The big difference between both parties is universal medical coverage; the Democrats favor it while nearly all the Republicans do not. Likely GOP nominee, Rudy Giuliani has attacked what he called Hillary’s “socialized medicine.”
What exactly is “socialized medicine?” It means a system where the government totally controls medical care, such as in Great Britain, Canada, and most of the civilized Western world. Hillary and John Edwards do not propose such a centralization of care, although she did—back in the early 1990s. A pertinent question is this: do we in America already have “socialized medicine?” First, nearly everyone over 65 has Medicare—an entitlement program. The very poor have Medicaid, and many who have coverage somewhere in between use emergency rooms as primary care—a necessary expedient but a terrible waste of national resources. Also, a good portion of lower income families’ children are covered by a special program for children such as the State Children’s Health Insurance Program (S-CHIP) or Medicaid. The battle now in Congress is waged not over how to disband it, but rather, what level of income should mark the cut off point for benefits?

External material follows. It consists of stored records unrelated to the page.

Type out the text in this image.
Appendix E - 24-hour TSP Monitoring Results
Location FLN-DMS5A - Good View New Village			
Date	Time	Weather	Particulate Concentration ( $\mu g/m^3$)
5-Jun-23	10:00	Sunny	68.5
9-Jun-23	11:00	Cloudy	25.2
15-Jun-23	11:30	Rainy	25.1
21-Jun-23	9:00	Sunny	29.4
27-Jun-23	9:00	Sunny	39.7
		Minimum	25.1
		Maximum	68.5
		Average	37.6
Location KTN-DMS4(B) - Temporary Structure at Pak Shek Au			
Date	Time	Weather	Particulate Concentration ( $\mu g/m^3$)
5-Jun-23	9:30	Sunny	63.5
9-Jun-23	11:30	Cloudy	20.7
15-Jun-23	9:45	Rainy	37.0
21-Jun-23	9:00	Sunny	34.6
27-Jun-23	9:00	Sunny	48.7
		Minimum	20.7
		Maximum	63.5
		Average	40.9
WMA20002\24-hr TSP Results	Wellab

Several years ago, the President and a Republican Congress extended pharmaceutical coverage to seniors with an enormous profit advantage to the pharmaceutical companies. In addition, we have in place separate programs for veterans and a hospital system that often duplicates civilian health institutions. Not a single candidate for president, except probably for Ron Paul, would dare propose ending those government programs. Does that mean we have socialized medicine already?
Recently, I learned that the Summit Medical Group in New Jersey has indicated that it will not accept Horizon Blue Cross/Blue Shield from its patients (customers); yet, nearly all those doctors practice in hospitals built with Hill-Burton federal money or other U.S. government programs. Private hospitals are the beneficiaries of money from the very wealthy whose tax rates are adjusted in order to give them an incentive to donate. That is, in effect, a government subsidy that benefits all of us—including doctors.

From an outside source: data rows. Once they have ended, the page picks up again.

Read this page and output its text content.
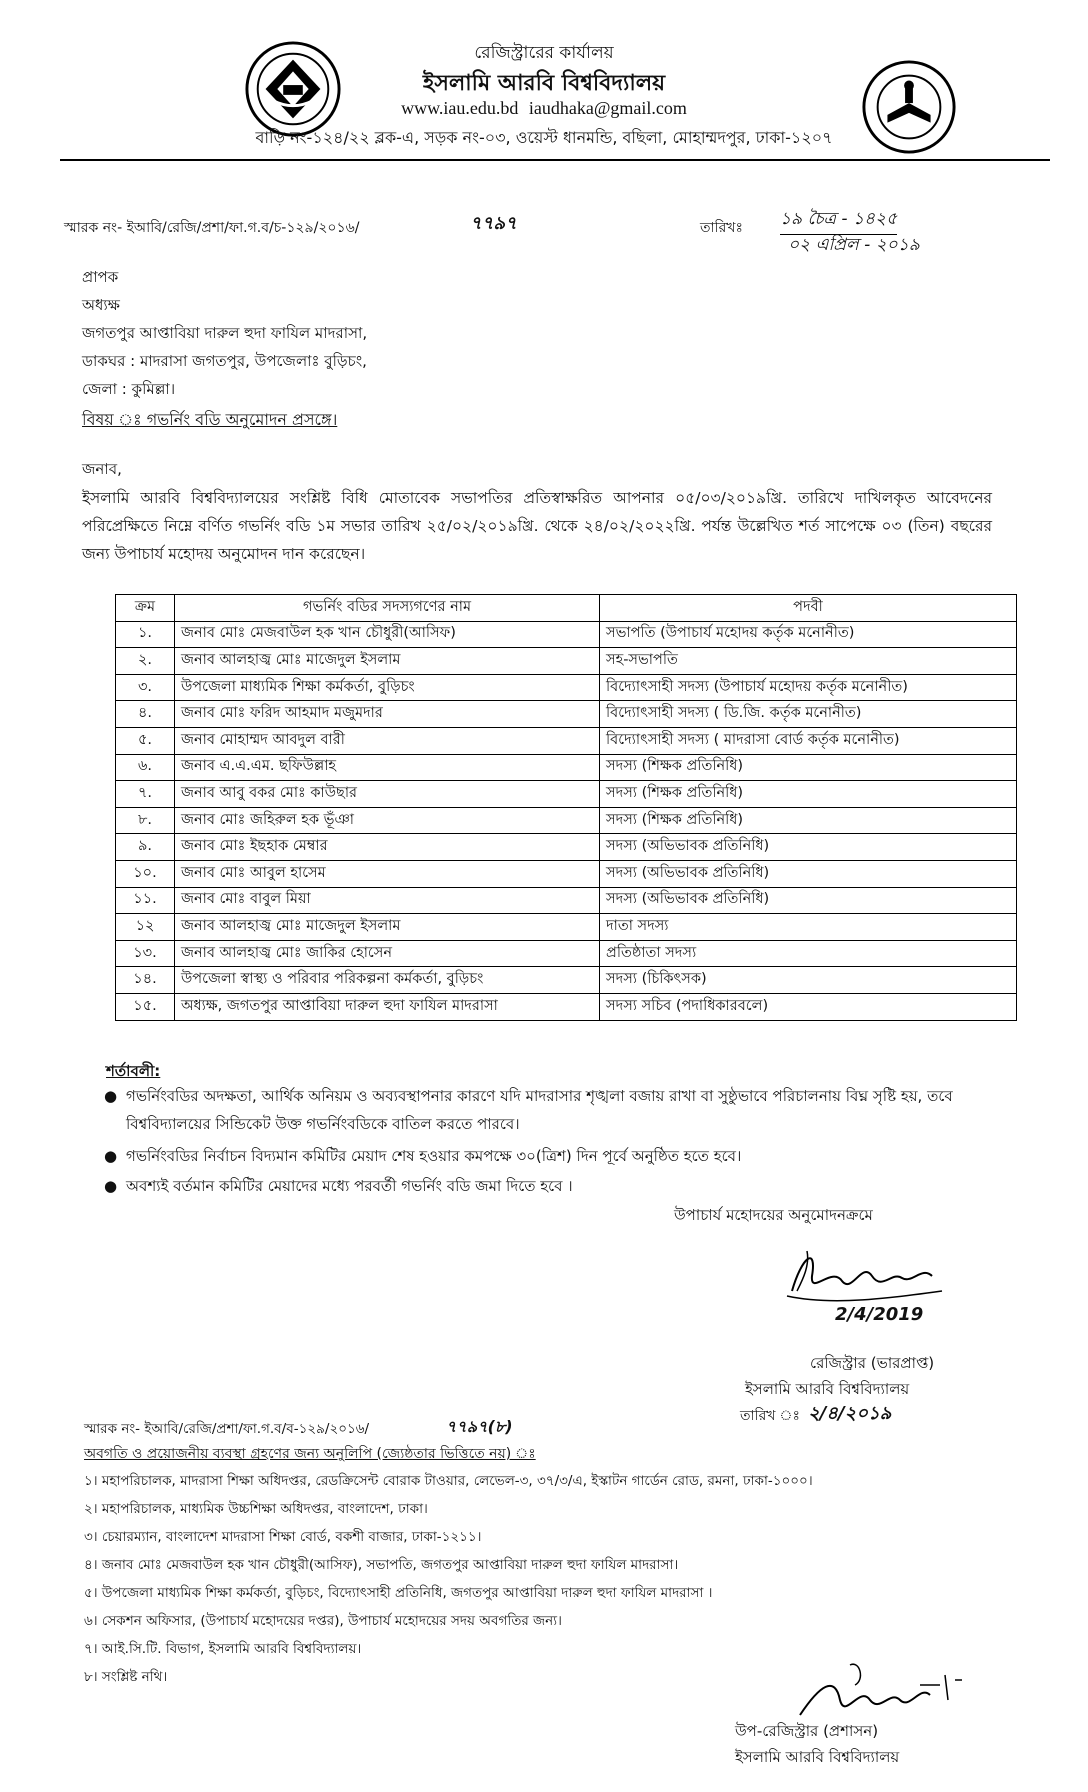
রেজিস্ট্রারের কার্যালয়
ইসলামি আরবি বিশ্ববিদ্যালয়
www.iau.edu.bd iaudhaka@gmail.com
বাড়ি নং-১২৪/২২ ব্লক-এ, সড়ক নং-০৩, ওয়েস্ট ধানমন্ডি, বছিলা, মোহাম্মদপুর, ঢাকা-১২০৭
স্মারক নং- ইআবি/রেজি/প্রশা/ফা.গ.ব/চ-১২৯/২০১৬/	৭৭৯৭	তারিখঃ ১৯ চৈত্র - ১৪২৫
০২ এপ্রিল - ২০১৯
প্রাপক
অধ্যক্ষ
জগতপুর আপ্তাবিয়া দারুল হুদা ফাযিল মাদরাসা,
ডাকঘর : মাদরাসা জগতপুর, উপজেলাঃ বুড়িচং,
জেলা : কুমিল্লা।
বিষয় ঃ গভর্নিং বডি অনুমোদন প্রসঙ্গে।
জনাব,
ইসলামি আরবি বিশ্ববিদ্যালয়ের সংশ্লিষ্ট বিধি মোতাবেক সভাপতির প্রতিস্বাক্ষরিত আপনার ০৫/০৩/২০১৯খ্রি. তারিখে দাখিলকৃত আবেদনের পরিপ্রেক্ষিতে নিম্নে বর্ণিত গভর্নিং বডি ১ম সভার তারিখ ২৫/০২/২০১৯খ্রি. থেকে ২৪/০২/২০২২খ্রি. পর্যন্ত উল্লেখিত শর্ত সাপেক্ষে ০৩ (তিন) বছরের জন্য উপাচার্য মহোদয় অনুমোদন দান করেছেন।
ক্রম	গভর্নিং বডির সদস্যগণের নাম	পদবী
১.	জনাব মোঃ মেজবাউল হক খান চৌধুরী(আসিফ)	সভাপতি (উপাচার্য মহোদয় কর্তৃক মনোনীত)
২.	জনাব আলহাজ্ব মোঃ মাজেদুল ইসলাম	সহ-সভাপতি
৩.	উপজেলা মাধ্যমিক শিক্ষা কর্মকর্তা, বুড়িচং	বিদ্যোৎসাহী সদস্য (উপাচার্য মহোদয় কর্তৃক মনোনীত)
৪.	জনাব মোঃ ফরিদ আহমাদ মজুমদার	বিদ্যোৎসাহী সদস্য ( ডি.জি. কর্তৃক মনোনীত)
৫.	জনাব মোহাম্মদ আবদুল বারী	বিদ্যোৎসাহী সদস্য ( মাদরাসা বোর্ড কর্তৃক মনোনীত)
৬.	জনাব এ.এ.এম. ছফিউল্লাহ	সদস্য (শিক্ষক প্রতিনিধি)
৭.	জনাব আবু বকর মোঃ কাউছার	সদস্য (শিক্ষক প্রতিনিধি)
৮.	জনাব মোঃ জহিরুল হক ভূঁঞা	সদস্য (শিক্ষক প্রতিনিধি)
৯.	জনাব মোঃ ইছহাক মেম্বার	সদস্য (অভিভাবক প্রতিনিধি)
১০.	জনাব মোঃ আবুল হাসেম	সদস্য (অভিভাবক প্রতিনিধি)
১১.	জনাব মোঃ বাবুল মিয়া	সদস্য (অভিভাবক প্রতিনিধি)
১২	জনাব আলহাজ্ব মোঃ মাজেদুল ইসলাম	দাতা সদস্য
১৩.	জনাব আলহাজ্ব মোঃ জাকির হোসেন	প্রতিষ্ঠাতা সদস্য
১৪.	উপজেলা স্বাস্থ্য ও পরিবার পরিকল্পনা কর্মকর্তা, বুড়িচং	সদস্য (চিকিৎসক)
১৫.	অধ্যক্ষ, জগতপুর আপ্তাবিয়া দারুল হুদা ফাযিল মাদরাসা	সদস্য সচিব (পদাধিকারবলে)
শর্তাবলী:
● গভর্নিংবডির অদক্ষতা, আর্থিক অনিয়ম ও অব্যবস্থাপনার কারণে যদি মাদরাসার শৃঙ্খলা বজায় রাখা বা সুষ্ঠুভাবে পরিচালনায় বিঘ্ন সৃষ্টি হয়, তবে বিশ্ববিদ্যালয়ের সিন্ডিকেট উক্ত গভর্নিংবডিকে বাতিল করতে পারবে।
● গভর্নিংবডির নির্বাচন বিদ্যমান কমিটির মেয়াদ শেষ হওয়ার কমপক্ষে ৩০(ত্রিশ) দিন পূর্বে অনুষ্ঠিত হতে হবে।
● অবশ্যই বর্তমান কমিটির মেয়াদের মধ্যে পরবর্তী গভর্নিং বডি জমা দিতে হবে ।
উপাচার্য মহোদয়ের অনুমোদনক্রমে
2/4/2019
রেজিস্ট্রার (ভারপ্রাপ্ত)
ইসলামি আরবি বিশ্ববিদ্যালয়
স্মারক নং- ইআবি/রেজি/প্রশা/ফা.গ.ব/ব-১২৯/২০১৬/	৭৭৯৭(৮)
তারিখ ঃ ২/৪/২০১৯
অবগতি ও প্রয়োজনীয় ব্যবস্থা গ্রহণের জন্য অনুলিপি (জ্যেষ্ঠতার ভিত্তিতে নয়) ঃ
১। মহাপরিচালক, মাদরাসা শিক্ষা অধিদপ্তর, রেডক্রিসেন্ট বোরাক টাওয়ার, লেভেল-৩, ৩৭/৩/এ, ইস্কাটন গার্ডেন রোড, রমনা, ঢাকা-১০০০।
২। মহাপরিচালক, মাধ্যমিক উচ্চশিক্ষা অধিদপ্তর, বাংলাদেশ, ঢাকা।
৩। চেয়ারম্যান, বাংলাদেশ মাদরাসা শিক্ষা বোর্ড, বকশী বাজার, ঢাকা-১২১১।
৪। জনাব মোঃ মেজবাউল হক খান চৌধুরী(আসিফ), সভাপতি, জগতপুর আপ্তাবিয়া দারুল হুদা ফাযিল মাদরাসা।
৫। উপজেলা মাধ্যমিক শিক্ষা কর্মকর্তা, বুড়িচং, বিদ্যোৎসাহী প্রতিনিধি, জগতপুর আপ্তাবিয়া দারুল হুদা ফাযিল মাদরাসা ।
৬। সেকশন অফিসার, (উপাচার্য মহোদয়ের দপ্তর), উপাচার্য মহোদয়ের সদয় অবগতির জন্য।
৭। আই.সি.টি. বিভাগ, ইসলামি আরবি বিশ্ববিদ্যালয়।
৮। সংশ্লিষ্ট নথি।
উপ-রেজিস্ট্রার (প্রশাসন)
ইসলামি আরবি বিশ্ববিদ্যালয়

It is easy to gain comfort in calls for rugged individualism and small governemnt. Giuliani recently said to that same audience that he would cut down the federal bureaucracy by freezing nearly one half of all openings coming due to retirement (about 40 percent of the staff total). That figure includes researchers and staff at the National Institutes of Health, Food and Drug Administration, the Center for Disease Control, as well as other agencies that all of us, including the medical profession, benefit from. If we have learned anything in the last year, it is that e-coli in our meat, chemicals in our milk, paints on our children’s imported toys are all increasingly important problems which we must address; therefore, the latter mentioned federal agencies and institutions are vital to keeping us safe and healthy. What is good for isolated voters living in the New Hampshire hills or the Iowa plains is not necessarily good for those of us in metropolitan or urban areas.
When he was asked once why he was running for President of the Untied States, John F Kennedy said he wished to lay before the American people, the great unfinished business of his generation. That call to common sense, to civic virtue, to serious dialogue is something both parties need to concentrate on. Come on, candidates; treat us as adults, starting with medical care.
Michael P. Riccards is Executive Director of the Hall Institute of Public Policy – New Jersey.